DEADROP C2
Overview
A PCAP containing DNS traffic. Buried among normal corporate lookups is a stream
of queries to *.deadrop-c2.com, data exfiltrated by encoding it as hex
characters in the subdomain labels.
Solution
Filter to queries targeting the C2 domain:
dns && frame contains "deadrop-c2.com"
The subdomain labels follow the pattern {seq:04x}{hex_data}, for example:
0000726f6f74203a78203030202e...deadrop-c2.com
0001...deadrop-c2.com
The first query uses ffff as the sequence prefix and encodes the total chunk
count. All subsequent queries carry 16 bytes of file data each.
Extract and reassemble:
import dpkt, base64
C2_DOMAIN = 'deadrop-c2.com'
CHUNK_BYTES = 16
chunks = {}
with open('dns_exfil.pcap', 'rb') as f:
for ts, raw in dpkt.pcap.Reader(f):
eth = dpkt.ethernet.Ethernet(raw)
if not isinstance(eth.data, dpkt.ip.IP): continue
udp = eth.data.data
if not isinstance(udp, dpkt.udp.UDP) or udp.dport != 53: continue
try:
dns = dpkt.dns.DNS(udp.data)
for q in dns.qd:
name = q.name
if not name.endswith('.' + C2_DOMAIN): continue
label = name[:-(len(C2_DOMAIN)+1)]
if label.startswith('ffff'): continue # beacon, skip
seq = int(label[:4], 16)
chunks[seq] = bytes.fromhex(label[4:])
except Exception:
pass
memo = b''.join(chunks[k] for k in sorted(chunks))
print(memo.decode())
The reassembled document is a memo from the budget office noting that the agency's coffee spending has exceeded satellite surveillance for the third consecutive quarter. The flag is embedded at the bottom as a verification token.

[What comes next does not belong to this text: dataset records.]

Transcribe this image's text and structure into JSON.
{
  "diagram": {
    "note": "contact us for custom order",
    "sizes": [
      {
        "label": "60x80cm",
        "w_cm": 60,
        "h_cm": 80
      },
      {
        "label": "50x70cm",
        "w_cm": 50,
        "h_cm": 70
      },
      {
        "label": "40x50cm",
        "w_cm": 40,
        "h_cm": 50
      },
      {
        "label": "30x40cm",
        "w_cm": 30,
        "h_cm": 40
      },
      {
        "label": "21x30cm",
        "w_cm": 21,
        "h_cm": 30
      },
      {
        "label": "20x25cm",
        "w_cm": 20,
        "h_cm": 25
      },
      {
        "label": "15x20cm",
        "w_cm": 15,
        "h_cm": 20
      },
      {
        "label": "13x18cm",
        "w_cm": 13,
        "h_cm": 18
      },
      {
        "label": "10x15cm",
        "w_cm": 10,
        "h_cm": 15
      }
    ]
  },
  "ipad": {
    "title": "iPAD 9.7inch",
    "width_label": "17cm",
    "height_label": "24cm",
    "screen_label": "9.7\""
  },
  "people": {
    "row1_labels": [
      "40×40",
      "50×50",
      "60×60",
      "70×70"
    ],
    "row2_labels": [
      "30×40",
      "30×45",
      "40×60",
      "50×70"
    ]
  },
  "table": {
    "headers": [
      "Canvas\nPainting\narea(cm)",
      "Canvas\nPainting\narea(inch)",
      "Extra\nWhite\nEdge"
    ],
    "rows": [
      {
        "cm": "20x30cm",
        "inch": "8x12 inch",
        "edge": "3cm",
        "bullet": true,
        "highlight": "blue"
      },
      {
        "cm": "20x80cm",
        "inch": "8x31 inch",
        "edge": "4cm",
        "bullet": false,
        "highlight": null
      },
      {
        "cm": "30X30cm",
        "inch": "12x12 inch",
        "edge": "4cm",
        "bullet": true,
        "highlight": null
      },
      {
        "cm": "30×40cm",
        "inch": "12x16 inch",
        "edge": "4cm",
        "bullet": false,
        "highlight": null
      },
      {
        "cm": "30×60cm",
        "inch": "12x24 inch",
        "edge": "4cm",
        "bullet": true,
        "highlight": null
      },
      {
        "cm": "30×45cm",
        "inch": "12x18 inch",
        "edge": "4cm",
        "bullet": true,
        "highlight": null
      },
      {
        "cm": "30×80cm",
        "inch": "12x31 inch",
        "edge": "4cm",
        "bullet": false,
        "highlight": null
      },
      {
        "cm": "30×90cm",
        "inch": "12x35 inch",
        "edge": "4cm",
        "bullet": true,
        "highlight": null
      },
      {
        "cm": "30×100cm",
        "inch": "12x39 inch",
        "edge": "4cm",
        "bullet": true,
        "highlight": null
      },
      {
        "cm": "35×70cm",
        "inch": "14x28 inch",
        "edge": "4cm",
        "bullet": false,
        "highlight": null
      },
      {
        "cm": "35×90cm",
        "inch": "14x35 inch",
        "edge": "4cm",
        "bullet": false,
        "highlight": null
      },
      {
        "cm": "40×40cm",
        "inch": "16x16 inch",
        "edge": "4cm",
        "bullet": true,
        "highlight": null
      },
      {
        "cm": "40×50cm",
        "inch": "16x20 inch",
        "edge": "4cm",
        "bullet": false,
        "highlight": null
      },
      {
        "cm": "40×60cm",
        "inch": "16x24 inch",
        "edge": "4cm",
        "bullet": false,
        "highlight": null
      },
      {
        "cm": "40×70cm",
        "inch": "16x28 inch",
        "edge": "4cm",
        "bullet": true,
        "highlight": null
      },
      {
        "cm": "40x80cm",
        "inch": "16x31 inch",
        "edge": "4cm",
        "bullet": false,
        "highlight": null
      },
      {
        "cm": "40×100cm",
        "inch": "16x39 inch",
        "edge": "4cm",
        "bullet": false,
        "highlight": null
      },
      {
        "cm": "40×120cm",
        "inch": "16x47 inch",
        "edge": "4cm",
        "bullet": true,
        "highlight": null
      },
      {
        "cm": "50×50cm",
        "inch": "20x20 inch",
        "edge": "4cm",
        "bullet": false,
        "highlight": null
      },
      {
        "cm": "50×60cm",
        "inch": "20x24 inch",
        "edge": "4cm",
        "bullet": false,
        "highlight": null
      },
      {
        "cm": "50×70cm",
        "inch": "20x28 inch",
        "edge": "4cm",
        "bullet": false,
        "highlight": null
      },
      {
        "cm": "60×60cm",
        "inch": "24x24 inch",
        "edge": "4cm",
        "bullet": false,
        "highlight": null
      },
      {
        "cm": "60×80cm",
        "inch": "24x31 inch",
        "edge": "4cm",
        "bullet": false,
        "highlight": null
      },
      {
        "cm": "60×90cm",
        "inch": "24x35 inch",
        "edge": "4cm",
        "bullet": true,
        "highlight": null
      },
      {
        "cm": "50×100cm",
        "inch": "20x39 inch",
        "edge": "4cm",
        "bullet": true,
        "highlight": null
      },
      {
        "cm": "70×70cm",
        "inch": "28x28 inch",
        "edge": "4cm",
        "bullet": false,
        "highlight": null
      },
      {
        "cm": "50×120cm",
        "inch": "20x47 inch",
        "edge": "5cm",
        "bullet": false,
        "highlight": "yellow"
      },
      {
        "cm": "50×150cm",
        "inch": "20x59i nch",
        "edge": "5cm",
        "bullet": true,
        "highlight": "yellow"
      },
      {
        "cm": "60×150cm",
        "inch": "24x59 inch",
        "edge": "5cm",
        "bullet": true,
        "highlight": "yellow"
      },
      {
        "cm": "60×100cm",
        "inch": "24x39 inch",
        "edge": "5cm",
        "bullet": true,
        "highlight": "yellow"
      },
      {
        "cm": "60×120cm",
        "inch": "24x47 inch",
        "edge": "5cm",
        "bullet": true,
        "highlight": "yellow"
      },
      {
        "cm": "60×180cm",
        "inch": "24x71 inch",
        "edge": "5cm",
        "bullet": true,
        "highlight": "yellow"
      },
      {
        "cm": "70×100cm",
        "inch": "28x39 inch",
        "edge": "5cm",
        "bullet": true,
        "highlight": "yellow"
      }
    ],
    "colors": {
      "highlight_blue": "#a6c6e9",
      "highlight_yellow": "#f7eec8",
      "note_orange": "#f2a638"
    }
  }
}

Flag: DEADROP{dns_exfil_hidden_in_plain_sight}
Key Takeaway
DNS is a commonly overlooked exfiltration channel, it bypasses many firewall rules since DNS is usually permitted outbound. The pattern of many queries to an unusual domain with hex-looking subdomains is a reliable detection signal.